Prima che la civilizzazione varcasse i confini del Selvaggio West a cavallo tra il XIX e il XX secolo, quel posto e quell’epoca rappresentarono a lungo qualcosa di affascinante e cruento, desiderabile e repellente. Di certo quelli furono gli anni della caccia all’oro, della colonizzazione forzata a danno di chi quelle terre le considerava casa da sempre, dei saloon e del moonshine. Tutto molto bello, però solo all’interno della bolla maschile dominante. Eccezioni ve ne furono e una di queste si chiamava proprio Calamity Jane.
Martha Jane (poi Calamity) nacque nel 1852 da una famiglia tutt’altro che stabile. La madre, ex prostituta, morì quando la piccola Martha aveva pochi anni. Il padre, che le insegnò a cavalcare prima ancora che camminare, aveva problemi seri col gioco d’azzardo nonché con l’alcol. Quest’ultimo partì dal Missouri in cerca di fortuna nel Montana. Martha e i fratelli lo seguirono. Le cose non andarono come previsto, perciò la famiglia fece i bagagli e si trasferì, questa volta in un ranch nello Utah.

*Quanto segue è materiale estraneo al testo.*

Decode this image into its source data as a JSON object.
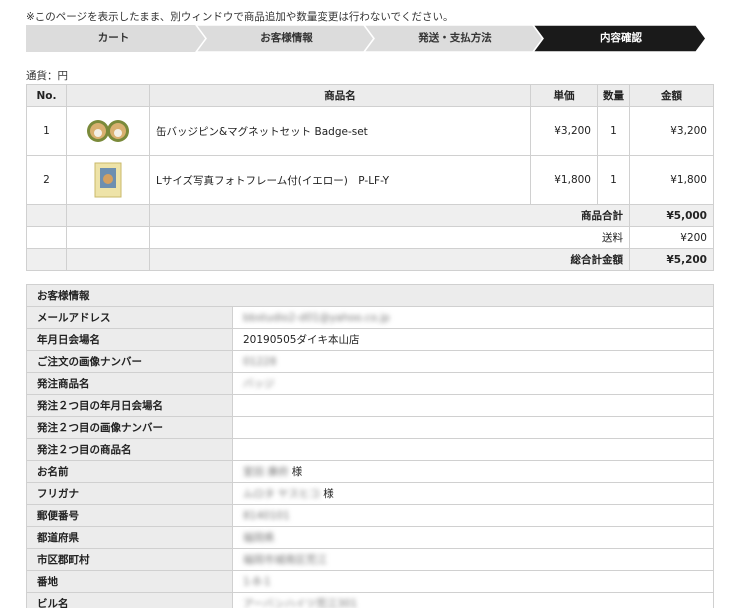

Quando Martha crebbe capì di dover dare una mano per portare un po’ di pane a casa; trovò qualche lavoro di fortuna ma non fu abbastanza.
Allora fece una pesante scelta, seppur comune a molte ragazze della sua età in quel contesto così ottuso e machista. Martha Jane si prostituì in una locanda di Fort Laramie, luogo di perdizione e divertimento sfrenato per cow-boy, scommettitori, cacciatori di taglie e fuorilegge. Proprio di un bandito si innamorò, non uno qualunque, bensì Wild Bill Hickok. Stando alle memorie scritte dalla medesima protagonista, con Wild Bill si sposò, ma di certezze sulla vita di Calamity Jane non ve ne furono allora, figuriamoci adesso.
Ma com’è che la nostra donzella del Missouri divenne così famosa in quel selvaggio, aspro, inospitale West? Partiamo da un presupposto non secondario. Martha Jane non era una donna qualunque per l’epoca. Sapeva cavalcare, sparare con qualunque tipo di arma, atteggiarsi nei più malfamati saloon, masticare e sputare tabacco come se non ci fosse un domani e, fondamentale requisito per l’epoca, bere, eccome se lo sapeva fare. Di fatto morì per colpa della bottiglia nel 1903, a 51 anni. Prima di lasciarci le penne, si fece un nome.
Iniziò a vestirsi da uomo e mostrare la sua abilità da pistolero durante le incursioni a danno degli accampamenti dei Nativi. Forse fu proprio durante una di queste aggressioni che, salvando la vita di un ufficiale, guadagnò l’appellativo di “Calamity Jane”. In realtà si pensa che il nome d’arte se lo sia meritato in quanto “amante sregolata, imprevedibile come una calamità naturale“.
L’autobiografia della Jane ovviamente tende ad esagerare molti aspetti della sua vita, raccontandoci le imprese di un’eroina indomita, sempre pronta all’azione. Sappiamo invece come negli ultimi anni della sua esistenza, pur di non cadere nella povertà più assoluta, iniziò ad esibirsi nei teatri popolari. Alla fine dei conti, quel che si evince è la figura di una donna-pistolero, la prima in quel mix di testosterone e whisky, che fece dell’anticonformismo la sua personale ed indelebile firma sulle bianche pagine della storia.